Longinus asked, “Why have you imprisoned him, then?”
“Oh, he was causing quite an uproar by spreading his self-righteous moralizing about my marriage to Herodias. The Jewish law forbids marrying the wife of one’s brother as incest. Herodias is the wife of my brother, so I am sure you can see that was not good for political gravitas in my kingdom.”
Kingdom. The little twat was a prince of the tetrarchy of Galilee, not a king. He used kingship of himself as a means of self-flattery.
Antipas kept spewing. “Now, I do not know what to do with the Baptizer. If I kill him, I make a martyr and may cause an uprising. If I let him go, he will return to spreading his poison of political dissent that may still lead to an uprising.”

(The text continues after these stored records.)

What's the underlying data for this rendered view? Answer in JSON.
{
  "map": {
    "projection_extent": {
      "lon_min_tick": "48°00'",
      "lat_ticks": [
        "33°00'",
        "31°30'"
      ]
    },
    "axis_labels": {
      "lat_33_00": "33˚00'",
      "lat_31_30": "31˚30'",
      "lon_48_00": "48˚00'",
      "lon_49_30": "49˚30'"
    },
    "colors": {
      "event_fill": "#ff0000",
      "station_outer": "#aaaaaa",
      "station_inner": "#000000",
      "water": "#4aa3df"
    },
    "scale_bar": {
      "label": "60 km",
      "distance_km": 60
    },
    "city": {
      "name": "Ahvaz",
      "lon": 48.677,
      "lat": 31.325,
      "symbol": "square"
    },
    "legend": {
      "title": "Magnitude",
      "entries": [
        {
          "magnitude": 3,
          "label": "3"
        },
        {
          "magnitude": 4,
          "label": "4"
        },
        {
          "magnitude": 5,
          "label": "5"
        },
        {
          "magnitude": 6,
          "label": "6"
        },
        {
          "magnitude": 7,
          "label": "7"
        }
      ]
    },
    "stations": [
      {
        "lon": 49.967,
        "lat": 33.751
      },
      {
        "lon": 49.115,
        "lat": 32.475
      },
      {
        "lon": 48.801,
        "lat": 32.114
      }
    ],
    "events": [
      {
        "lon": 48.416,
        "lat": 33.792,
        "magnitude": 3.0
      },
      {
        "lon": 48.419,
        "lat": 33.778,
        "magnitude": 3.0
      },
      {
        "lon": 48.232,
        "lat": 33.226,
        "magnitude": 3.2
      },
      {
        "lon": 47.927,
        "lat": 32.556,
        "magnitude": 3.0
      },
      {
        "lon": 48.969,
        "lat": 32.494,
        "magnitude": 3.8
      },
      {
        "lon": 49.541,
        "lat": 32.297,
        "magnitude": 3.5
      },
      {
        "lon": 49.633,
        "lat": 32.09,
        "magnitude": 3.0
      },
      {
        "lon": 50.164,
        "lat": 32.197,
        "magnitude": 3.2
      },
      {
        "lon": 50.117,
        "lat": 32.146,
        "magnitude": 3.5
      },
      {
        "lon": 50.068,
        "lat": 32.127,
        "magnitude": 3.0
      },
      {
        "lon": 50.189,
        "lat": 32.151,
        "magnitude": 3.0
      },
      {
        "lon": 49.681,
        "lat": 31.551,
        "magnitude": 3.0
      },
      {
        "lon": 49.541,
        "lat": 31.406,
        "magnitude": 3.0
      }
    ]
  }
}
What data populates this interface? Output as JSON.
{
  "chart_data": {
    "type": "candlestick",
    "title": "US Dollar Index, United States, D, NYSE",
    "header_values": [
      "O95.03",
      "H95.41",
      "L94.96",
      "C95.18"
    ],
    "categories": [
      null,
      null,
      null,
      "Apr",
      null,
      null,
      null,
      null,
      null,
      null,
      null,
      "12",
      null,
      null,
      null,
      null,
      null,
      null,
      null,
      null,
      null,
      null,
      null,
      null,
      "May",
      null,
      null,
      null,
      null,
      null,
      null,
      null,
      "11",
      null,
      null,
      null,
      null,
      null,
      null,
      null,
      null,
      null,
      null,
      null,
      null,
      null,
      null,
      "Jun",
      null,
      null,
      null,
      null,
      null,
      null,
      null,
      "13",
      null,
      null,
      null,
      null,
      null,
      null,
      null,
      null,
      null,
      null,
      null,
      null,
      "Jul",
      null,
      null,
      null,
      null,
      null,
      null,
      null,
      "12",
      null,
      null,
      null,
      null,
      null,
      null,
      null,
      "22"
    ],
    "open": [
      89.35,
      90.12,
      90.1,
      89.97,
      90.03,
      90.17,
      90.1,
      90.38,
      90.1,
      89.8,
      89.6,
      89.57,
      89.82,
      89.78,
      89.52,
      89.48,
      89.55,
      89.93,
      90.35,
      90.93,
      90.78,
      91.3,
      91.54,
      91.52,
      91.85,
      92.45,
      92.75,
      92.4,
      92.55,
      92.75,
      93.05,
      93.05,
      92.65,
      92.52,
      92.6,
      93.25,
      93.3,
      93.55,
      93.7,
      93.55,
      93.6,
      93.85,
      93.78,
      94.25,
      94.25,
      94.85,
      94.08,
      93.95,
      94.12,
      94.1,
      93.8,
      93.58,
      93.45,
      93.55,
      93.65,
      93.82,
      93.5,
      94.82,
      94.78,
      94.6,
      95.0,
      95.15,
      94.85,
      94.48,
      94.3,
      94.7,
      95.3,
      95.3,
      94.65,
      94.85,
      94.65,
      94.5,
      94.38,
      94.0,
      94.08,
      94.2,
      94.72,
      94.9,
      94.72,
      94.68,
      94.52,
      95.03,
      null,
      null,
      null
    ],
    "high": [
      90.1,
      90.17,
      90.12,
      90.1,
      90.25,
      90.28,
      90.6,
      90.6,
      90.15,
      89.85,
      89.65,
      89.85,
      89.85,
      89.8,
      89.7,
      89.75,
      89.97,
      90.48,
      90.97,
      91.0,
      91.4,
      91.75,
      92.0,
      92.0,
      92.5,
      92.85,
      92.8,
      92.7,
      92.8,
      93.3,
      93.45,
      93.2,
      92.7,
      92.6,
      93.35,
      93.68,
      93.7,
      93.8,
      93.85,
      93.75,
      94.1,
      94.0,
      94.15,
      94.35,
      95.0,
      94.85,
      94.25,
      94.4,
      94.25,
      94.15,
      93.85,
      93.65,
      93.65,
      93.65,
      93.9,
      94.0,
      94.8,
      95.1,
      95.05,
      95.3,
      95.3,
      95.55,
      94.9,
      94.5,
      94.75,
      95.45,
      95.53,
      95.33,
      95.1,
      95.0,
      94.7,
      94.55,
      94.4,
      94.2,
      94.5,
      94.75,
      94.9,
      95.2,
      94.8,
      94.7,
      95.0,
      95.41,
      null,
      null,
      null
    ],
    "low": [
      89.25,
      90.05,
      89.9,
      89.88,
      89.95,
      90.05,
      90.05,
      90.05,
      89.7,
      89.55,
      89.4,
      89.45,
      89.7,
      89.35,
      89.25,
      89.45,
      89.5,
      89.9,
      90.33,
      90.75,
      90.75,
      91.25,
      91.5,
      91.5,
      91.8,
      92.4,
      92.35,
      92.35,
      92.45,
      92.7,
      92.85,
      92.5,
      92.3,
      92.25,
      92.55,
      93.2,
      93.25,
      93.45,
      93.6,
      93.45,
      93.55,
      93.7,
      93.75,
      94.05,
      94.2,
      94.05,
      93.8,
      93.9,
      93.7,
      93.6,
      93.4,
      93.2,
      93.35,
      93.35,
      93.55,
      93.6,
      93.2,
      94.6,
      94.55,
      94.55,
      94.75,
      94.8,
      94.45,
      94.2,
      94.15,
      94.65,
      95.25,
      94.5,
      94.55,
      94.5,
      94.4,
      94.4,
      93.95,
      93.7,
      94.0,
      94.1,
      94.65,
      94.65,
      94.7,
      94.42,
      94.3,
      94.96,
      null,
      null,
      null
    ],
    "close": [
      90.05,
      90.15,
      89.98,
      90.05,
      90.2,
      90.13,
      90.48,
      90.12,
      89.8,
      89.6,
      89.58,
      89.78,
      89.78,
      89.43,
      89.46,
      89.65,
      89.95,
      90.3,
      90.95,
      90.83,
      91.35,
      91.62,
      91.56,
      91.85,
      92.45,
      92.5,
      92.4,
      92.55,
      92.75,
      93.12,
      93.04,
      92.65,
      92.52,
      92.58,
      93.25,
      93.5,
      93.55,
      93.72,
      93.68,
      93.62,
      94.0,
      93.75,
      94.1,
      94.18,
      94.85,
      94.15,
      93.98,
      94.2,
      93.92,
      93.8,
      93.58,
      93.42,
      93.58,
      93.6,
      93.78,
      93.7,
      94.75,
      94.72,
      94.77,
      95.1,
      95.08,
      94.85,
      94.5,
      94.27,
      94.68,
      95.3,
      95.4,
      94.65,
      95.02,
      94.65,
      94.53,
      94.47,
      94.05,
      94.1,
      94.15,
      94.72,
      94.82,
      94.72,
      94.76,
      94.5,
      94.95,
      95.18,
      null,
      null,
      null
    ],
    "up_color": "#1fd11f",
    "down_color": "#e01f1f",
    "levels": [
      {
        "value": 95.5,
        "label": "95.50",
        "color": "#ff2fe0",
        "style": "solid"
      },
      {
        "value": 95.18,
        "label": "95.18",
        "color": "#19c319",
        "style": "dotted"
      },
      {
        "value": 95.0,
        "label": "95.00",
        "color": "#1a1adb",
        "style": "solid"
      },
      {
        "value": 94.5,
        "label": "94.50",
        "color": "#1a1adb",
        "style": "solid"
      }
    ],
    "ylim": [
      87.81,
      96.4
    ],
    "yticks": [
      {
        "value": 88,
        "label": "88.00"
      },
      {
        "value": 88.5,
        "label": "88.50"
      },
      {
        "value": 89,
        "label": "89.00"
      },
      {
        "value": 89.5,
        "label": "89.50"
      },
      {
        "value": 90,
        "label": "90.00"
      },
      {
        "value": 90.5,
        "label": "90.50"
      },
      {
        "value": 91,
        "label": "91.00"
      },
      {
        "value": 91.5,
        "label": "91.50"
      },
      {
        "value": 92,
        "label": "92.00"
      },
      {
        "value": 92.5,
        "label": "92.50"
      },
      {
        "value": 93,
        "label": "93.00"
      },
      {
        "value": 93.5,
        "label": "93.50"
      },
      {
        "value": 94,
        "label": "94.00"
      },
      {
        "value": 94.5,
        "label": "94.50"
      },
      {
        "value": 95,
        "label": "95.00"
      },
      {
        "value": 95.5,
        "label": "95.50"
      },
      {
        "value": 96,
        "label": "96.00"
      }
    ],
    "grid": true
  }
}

“I would like to talk with him,” said Longinus. “I want to see if he has any connection with the Zealots that my outlaws seem to be a part of.”
“Zealots,” complained Antipas. “Like I said, back like cockroaches.”
Longinus thought, Like Herods.
“I tell you what,” said Antipas. “Today is my birthday, and I have a feast prepared. Why don’t you join me as my guest? Herodias can fill you in on all the gossip you want to know about your actor outlaw. You can visit the Baptizer in his cell afterward.”
“I cannot afford delay on my quest. I would prefer….”
“Nonsense,” interrupted Antipas. “You need to eat. It will not hurt you to rest before your long journey back to Galilee. Please accept my offer as a form of gratitude to Caesar.”
Longinus sig
hed. This lazy, soaking worm was insufferable. But Longinus did have a grueling two-day journey back from this palace on the eastern shore of the Dead Sea.
“I insist,” said the worm.
Longinus felt uncomfortable amidst the excess of conspicuous consumption that marked the feast in Herod’s palatial banquet hall. Like all of Herod’s rebuilt structures, this desert palace was Greco-Roman in style and lay atop a sixteen hundred foot tall rocky prominence, five miles east of the northern tip of the Dead Sea. The banquet hall sported a mosaic floor and purple curtains from Tyre. The food set before them was lavish in display and forbidden by Jewish standards—from roasted boar to shell fish to other, rich, exotic foods prohibited by their Torah. Antipas had no sense of honor or discipline. Of course, such taboos were nonsensical to Longinus. But for Antipas to so defy his own cultural codes of conduct just meant the hypocrite could not be trusted on any level, even by Romans.
Yet, he simply carried on the legacy of his royal family from the past hundred years. A legacy of lies, intrigue and betrayal. The taboo marriage of Antipas was only the beginning of his incestuous interests. For the moment, Longinus had to endure an erotic “dance of the seven veils” performed by Antipas’ own step-daughter by Herodias, a young girl named Salomé. She appeared barely of marrying age. She writhed and wriggled like a nubile seductive serpent. She stripped off her seven veils one by one to the music until she was stark naked before the tetrarch and his company. Antipas watched her with lascivious eyes and clapping hands.
Longinus conversed with Herodias, to try to avoid the disgusting sight, but he found Herodias engaged in her own lascivious flirtations—with Longinus. These people had no limits to their debauchery.
He whispered to Herodias, “Did you know anything of the actor’s political entanglements?” He was referring to Gestas Semaras.